Maschinenhaus auf Leopold ist jetzt Standort der Stiftung Industriedenkmalpflege und Geschichtskultur

Das fast hundertjährige Maschinenhaus der Zeche Fürst Leopold mit wertvollem historischem Maschinenbestand befindet sich nun in der Obhut der Stiftung Industriedenkmalpflege und Geschichtskultur.
  • Das fast hundertjährige Maschinenhaus der Zeche Fürst Leopold mit wertvollem historischem Maschinenbestand befindet sich nun in der Obhut der Stiftung Industriedenkmalpflege und Geschichtskultur.
  • Foto: Klaus-Peter Schneider
  • hochgeladen von Olaf Hellenkamp

Die RAG AG hat jetzt das denkmalgeschützte Fördermaschinenhaus der ehemaligen Zeche Fürst Leopold in Dorsten der Stiftung Industriedenkmalpflege und Geschichtskultur übertragen.

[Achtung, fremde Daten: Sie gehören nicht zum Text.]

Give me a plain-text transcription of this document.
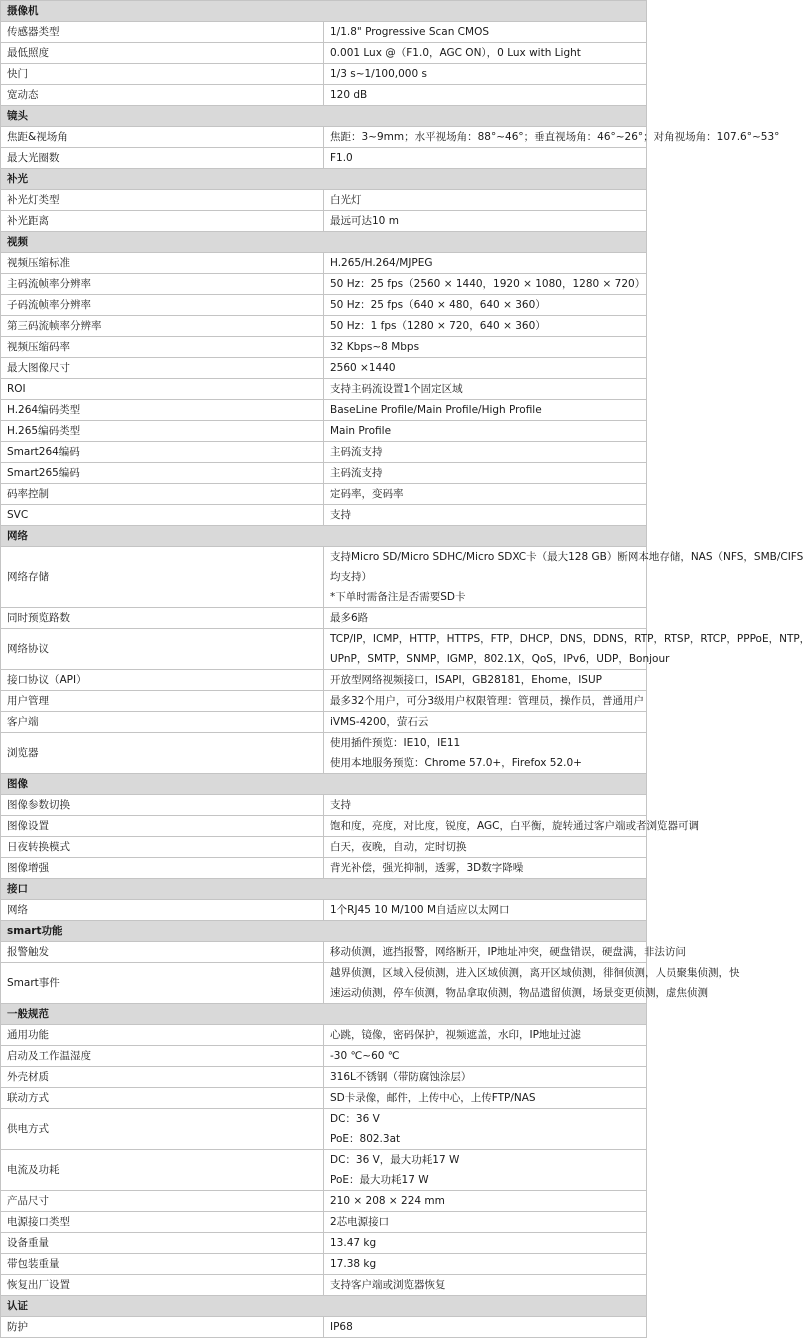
摄像机	
传感器类型	1/1.8" Progressive Scan CMOS

最低照度	0.001 Lux @（F1.0，AGC ON），0 Lux with Light

快门	1/3 s~1/100,000 s

宽动态	120 dB

镜头	
焦距&视场角	焦距：3~9mm；水平视场角：88°~46°；垂直视场角：46°~26°；对角视场角：107.6°~53°

最大光圈数	F1.0

补光	
补光灯类型	白光灯

补光距离	最远可达10 m

视频	
视频压缩标准	H.265/H.264/MJPEG

主码流帧率分辨率	50 Hz：25 fps（2560 × 1440，1920 × 1080，1280 × 720）

子码流帧率分辨率	50 Hz：25 fps（640 × 480，640 × 360）

第三码流帧率分辨率	50 Hz：1 fps（1280 × 720，640 × 360）

视频压缩码率	32 Kbps~8 Mbps

最大图像尺寸	2560 ×1440

ROI	支持主码流设置1个固定区域

H.264编码类型	BaseLine Profile/Main Profile/High Profile

H.265编码类型	Main Profile

Smart264编码	主码流支持

Smart265编码	主码流支持

码率控制	定码率，变码率

SVC	支持

网络	
网络存储	支持Micro SD/Micro SDHC/Micro SDXC卡（最大128 GB）断网本地存储，NAS（NFS，SMB/CIFS
均支持）
*下单时需备注是否需要SD卡

同时预览路数	最多6路

网络协议	TCP/IP，ICMP，HTTP，HTTPS，FTP，DHCP，DNS，DDNS，RTP，RTSP，RTCP，PPPoE，NTP，
UPnP，SMTP，SNMP，IGMP，802.1X，QoS，IPv6，UDP，Bonjour

接口协议（API）	开放型网络视频接口，ISAPI，GB28181，Ehome，ISUP

用户管理	最多32个用户，可分3级用户权限管理：管理员，操作员，普通用户

客户端	iVMS-4200，萤石云

浏览器	使用插件预览：IE10，IE11
使用本地服务预览：Chrome 57.0+，Firefox 52.0+

图像	
图像参数切换	支持

图像设置	饱和度，亮度，对比度，锐度，AGC，白平衡，旋转通过客户端或者浏览器可调

日夜转换模式	白天，夜晚，自动，定时切换

图像增强	背光补偿，强光抑制，透雾，3D数字降噪

接口	
网络	1个RJ45 10 M/100 M自适应以太网口

smart功能	
报警触发	移动侦测，遮挡报警，网络断开，IP地址冲突，硬盘错误，硬盘满，非法访问

Smart事件	越界侦测，区域入侵侦测，进入区域侦测，离开区域侦测，徘徊侦测，人员聚集侦测，快
速运动侦测，停车侦测，物品拿取侦测，物品遗留侦测，场景变更侦测，虚焦侦测

一般规范	
通用功能	心跳，镜像，密码保护，视频遮盖，水印，IP地址过滤

启动及工作温湿度	-30 ℃~60 ℃

外壳材质	316L不锈钢（带防腐蚀涂层）

联动方式	SD卡录像，邮件，上传中心，上传FTP/NAS

供电方式	DC：36 V
PoE：802.3at

电流及功耗	DC：36 V，最大功耗17 W
PoE：最大功耗17 W

产品尺寸	210 × 208 × 224 mm

电源接口类型	2芯电源接口

设备重量	13.47 kg

带包装重量	17.38 kg

恢复出厂设置	支持客户端或浏览器恢复

认证	
防护	IP68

Bereits im Dezember des vergangenen Jahr beschloss das Kuratorium der Stiftung Industriedenkmalpflege und Geschichtskultur die Eigentumsübernahme des Industriedenkmals „Fördermaschinenhaus Fürst Leopold Schacht 1/2“. Nun wurde die Übertragung vollzogen und die Industriedenkmalstiftung ist jetzt neue Eigentümerin des Maschinenhauses. 

Sie wird einen Mietvertrag mit dem Verein für Bergbau-, Industrie- und Sozialgeschichte Dorsten e.V. schließen und zukünftig die Kosten für eine Instandhaltung an Dach und Fach tragen. Zudem wird die Stiftung den Verein auch im Hinblick auf den Betrieb des Hauses aktiv unterstützen. Mit der Übernahme leistet sie einen wichtigen Beitrag zur Entwicklung des Gesamtstandortes, der innerhalb der Flächenplanung der Projektgesellschaft Fürst Leopold als „identitätsstiftende, historische Mitte“ angesehen werden kann.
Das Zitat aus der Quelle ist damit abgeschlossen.